'Price Is Right' Model's $7.7 Million Legal Win Wiped Out
Thanks to bad jury instructions, a judge has ordered a new trial in Brandi Cochran's claims of pregnancy discrimination.
A Los Angeles Superior Court judge Tuesday granted a motion for a new trial over discrimination claims made by The Price Is Right model Brandi Cochran.
In November, Cochran scored a big win in her battle against producers FremantleMedia North America and The Price Is Right Productions. A jury awarded her more than $7.7 million after she successfully convinced them that she was discriminated against after becoming pregnant.
But thanks to bad jury instructions, the case is now going back to trial.
In the lawsuit, Cochran says she was fired from the game show after eight years as a model to hosts Bob Barker and Drew Carey. After she got pregnant in 2007, she said she didn't tell her co-workers at first because she was concerned about the ramifications. Eventually, she couldn't hide it, and she says that the producers then treated her differently and gave her less work, causing stress that led to health issues for her and her child.
Producers wanted the judge to toss the $7.7 million win and enter a verdict in their favor because Cochran allegedly had failed to prove they knew of her pregnancy-related depression, and they couldn't have discriminated against her based on the condition if they weren't aware of it. They also said there was no substantial evidence that her pregnancy was the reason they didn't rehire her.

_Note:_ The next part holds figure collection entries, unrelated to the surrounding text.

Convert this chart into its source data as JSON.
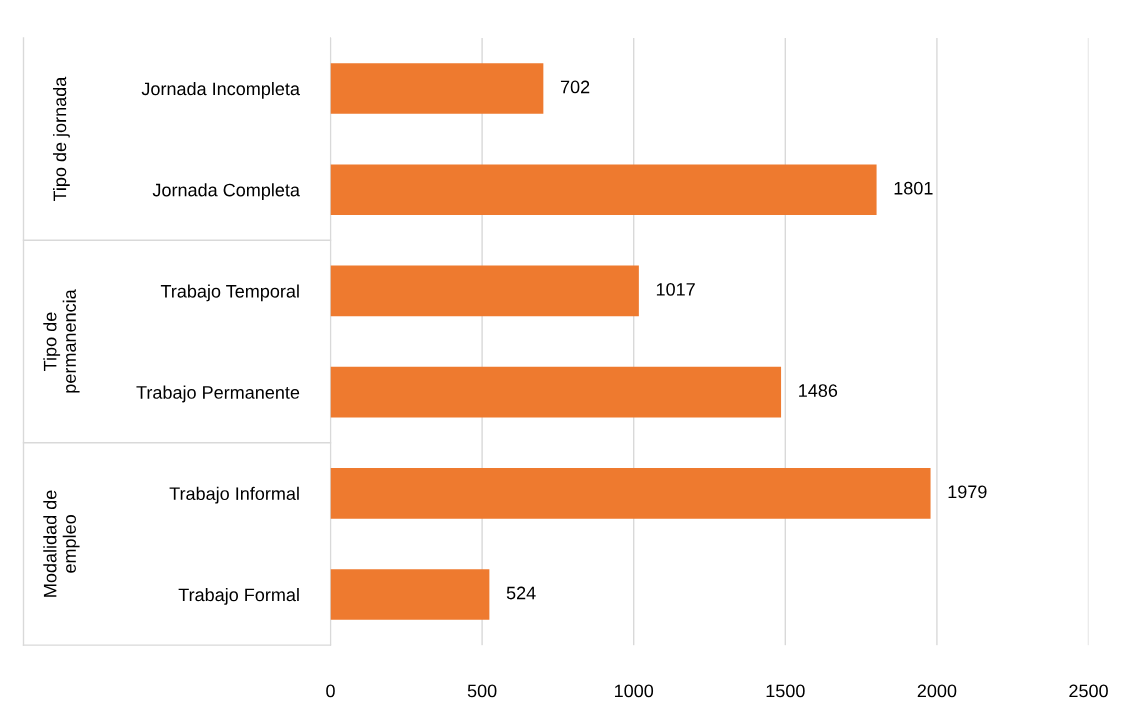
{
  "chart_data": {
    "type": "bar",
    "orientation": "horizontal",
    "categories": [
      "Jornada Incompleta",
      "Jornada Completa",
      "Trabajo Temporal",
      "Trabajo Permanente",
      "Trabajo Informal",
      "Trabajo Formal"
    ],
    "values": [
      702,
      1801,
      1017,
      1486,
      1979,
      524
    ],
    "color": "#ee7a2f",
    "xlim": [
      0,
      2500
    ],
    "xticks": [
      0,
      500,
      1000,
      1500,
      2000,
      2500
    ],
    "grid": "x",
    "data_labels": true,
    "legend": false,
    "annotations": [
      "Tipo de jornada",
      "Tipo de\npermanencia",
      "Modalidad de\nempleo"
    ]
  }
}
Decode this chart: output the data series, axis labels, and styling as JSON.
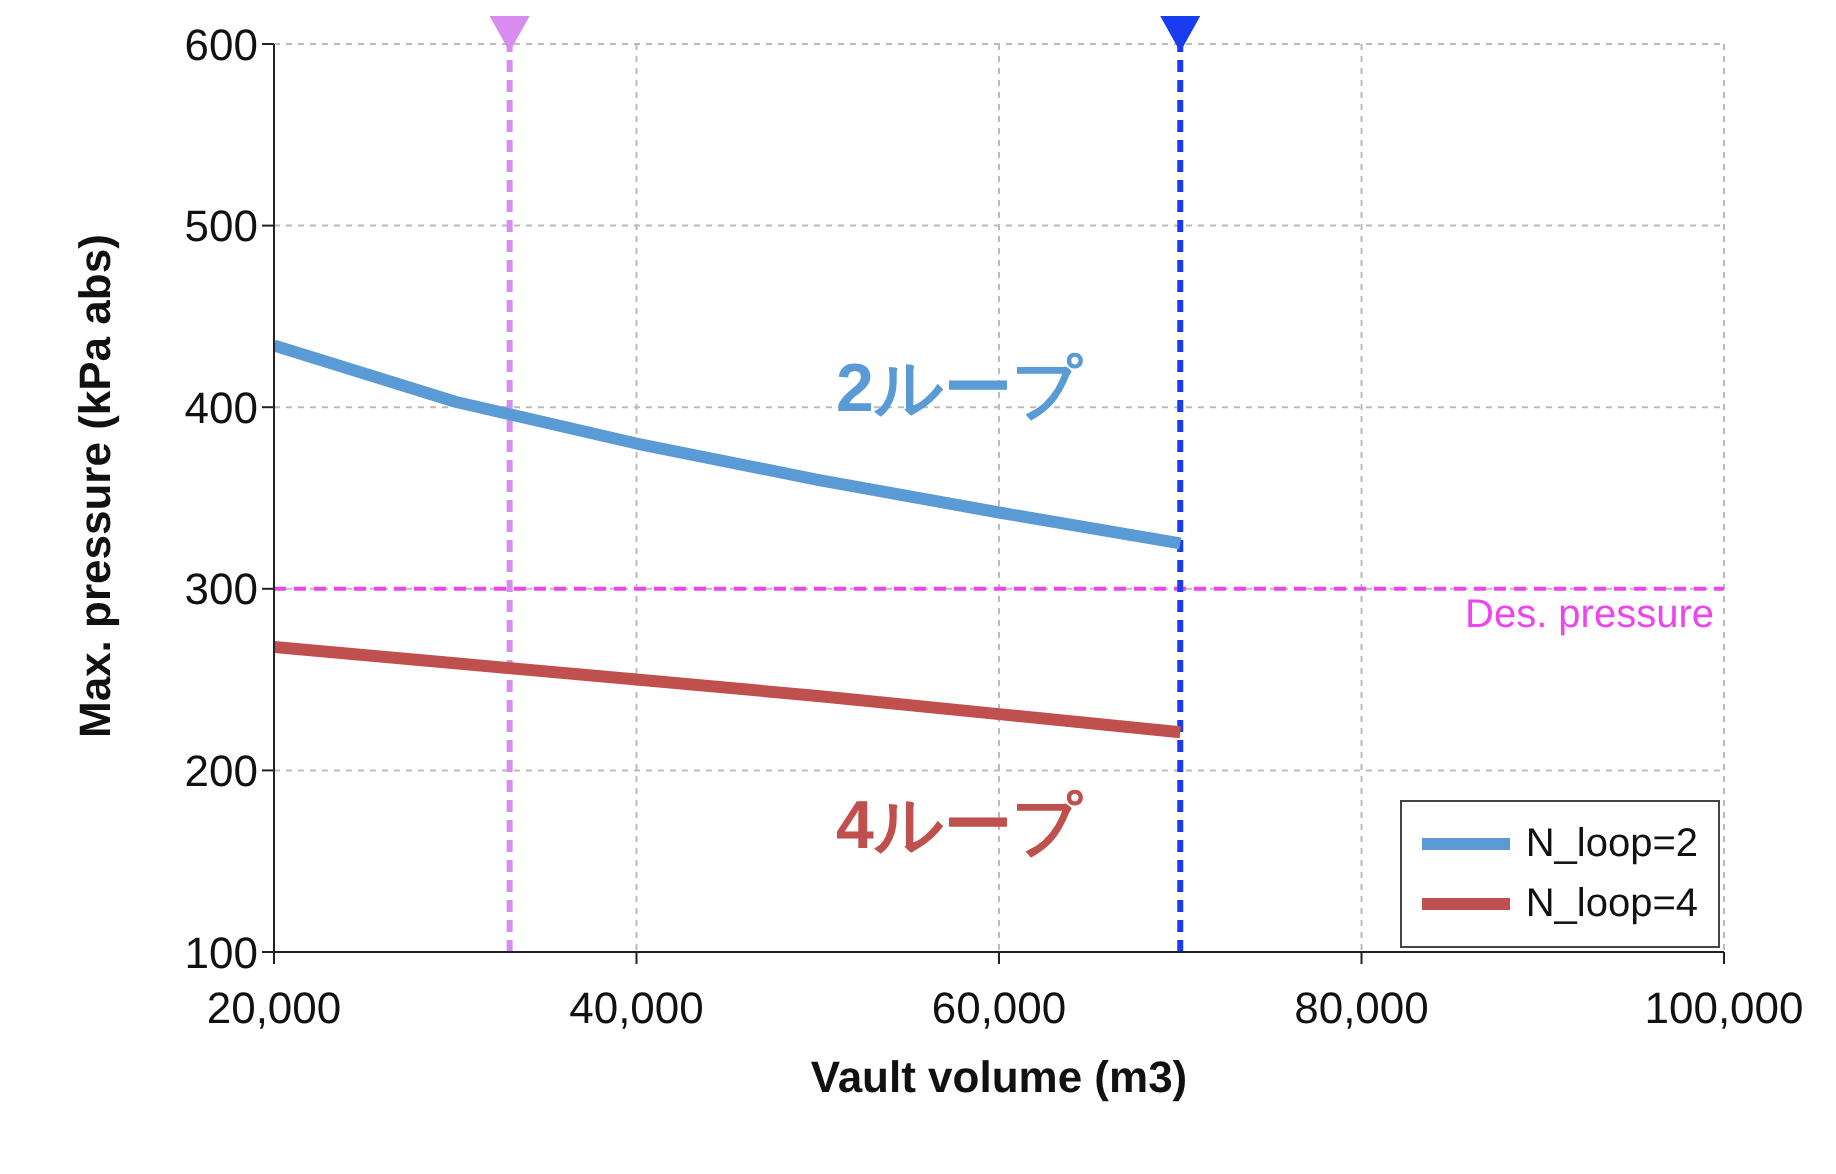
{
  "chart_data": {
    "type": "line",
    "xlabel": "Vault volume (m3)",
    "ylabel": "Max. pressure (kPa abs)",
    "xlim": [
      20000,
      100000
    ],
    "xticks": [
      {
        "value": 20000,
        "label": "20,000"
      },
      {
        "value": 40000,
        "label": "40,000"
      },
      {
        "value": 60000,
        "label": "60,000"
      },
      {
        "value": 80000,
        "label": "80,000"
      },
      {
        "value": 100000,
        "label": "100,000"
      }
    ],
    "ylim": [
      100,
      600
    ],
    "yticks": [
      100,
      200,
      300,
      400,
      500,
      600
    ],
    "series": [
      {
        "name": "N_loop=2",
        "color": "#5b9bd5",
        "x": [
          20000,
          30000,
          40000,
          50000,
          60000,
          70000
        ],
        "values": [
          434,
          403,
          380,
          360,
          342,
          325
        ]
      },
      {
        "name": "N_loop=4",
        "color": "#c0504d",
        "x": [
          20000,
          30000,
          40000,
          50000,
          60000,
          70000
        ],
        "values": [
          268,
          259,
          250,
          241,
          231,
          221
        ]
      }
    ],
    "ref_lines": [
      {
        "axis": "y",
        "value": 300,
        "label": "Des. pressure",
        "color": "#ee44ee",
        "line_style": "dashed"
      },
      {
        "axis": "x",
        "value": 33000,
        "label": null,
        "color": "#d98cf0",
        "line_style": "dashed"
      },
      {
        "axis": "x",
        "value": 70000,
        "label": null,
        "color": "#1a3cf0",
        "line_style": "dashed"
      }
    ],
    "annotations": [
      "2ループ",
      "4ループ"
    ],
    "grid": true,
    "legend": "bottom right",
    "marker": "none",
    "line_style": "solid"
  }
}
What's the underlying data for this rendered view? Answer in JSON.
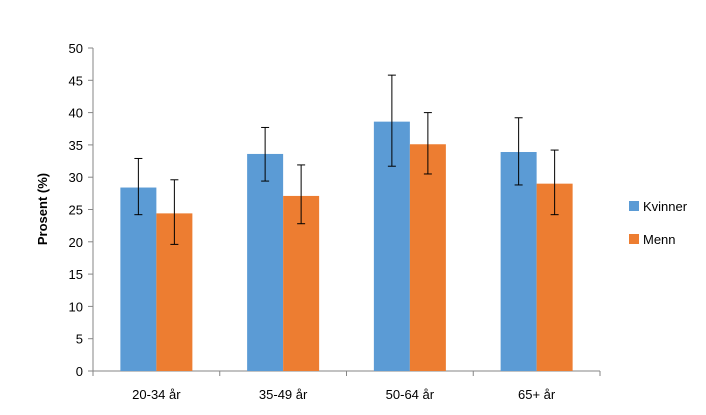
{
  "chart_data": {
    "type": "bar",
    "categories": [
      "20-34 år",
      "35-49 år",
      "50-64 år",
      "65+ år"
    ],
    "series": [
      {
        "name": "Kvinner",
        "color": "#5b9bd5",
        "values": [
          28.4,
          33.6,
          38.6,
          33.9
        ],
        "error_low": [
          24.2,
          29.4,
          31.7,
          28.8
        ],
        "error_high": [
          32.9,
          37.7,
          45.8,
          39.2
        ]
      },
      {
        "name": "Menn",
        "color": "#ed7d31",
        "values": [
          24.4,
          27.1,
          35.1,
          29.0
        ],
        "error_low": [
          19.6,
          22.8,
          30.5,
          24.2
        ],
        "error_high": [
          29.6,
          31.9,
          40.0,
          34.2
        ]
      }
    ],
    "ylabel": "Prosent (%)",
    "xlabel": "",
    "ylim": [
      0,
      50
    ],
    "yticks": [
      "0",
      "5",
      "10",
      "15",
      "20",
      "25",
      "30",
      "35",
      "40",
      "45",
      "50"
    ],
    "legend_position": "right",
    "grid": false
  }
}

The judge rejected all this, saying, "The evidence established that Defendants discriminated against Plaintiff, terminating her on the grounds of her prior pregnancy and complications. ... The evidence is sufficient to support the verdict."
But the producers made an escape from the verdict thanks to what Judge Kevin Brazile said to the jury before they deliberated.
After Cochran won her trial, the California Supreme Court made a decision about jury instructions in a mixed-motive discrimination case. Judges need to instruct the jury that discrimination is not just a "motivating factor/reason" for termination but a "substantial motivating factor/reason."
In the Cochran case, the judge failed to issue this "substantial" guidance despite a request from the defendants.
"The instruction error cannot be considered harmless," Brazile wrote in Tuesday's ruling. "Of central importance to the case was the weight given to discriminatory intent and whether that intent need only be of a mere motivating factor or a substantial factor. Given this central dispute, the failure to give the proper instruction regarding substantial factor cannot be considered harmless, and a new trial must be granted."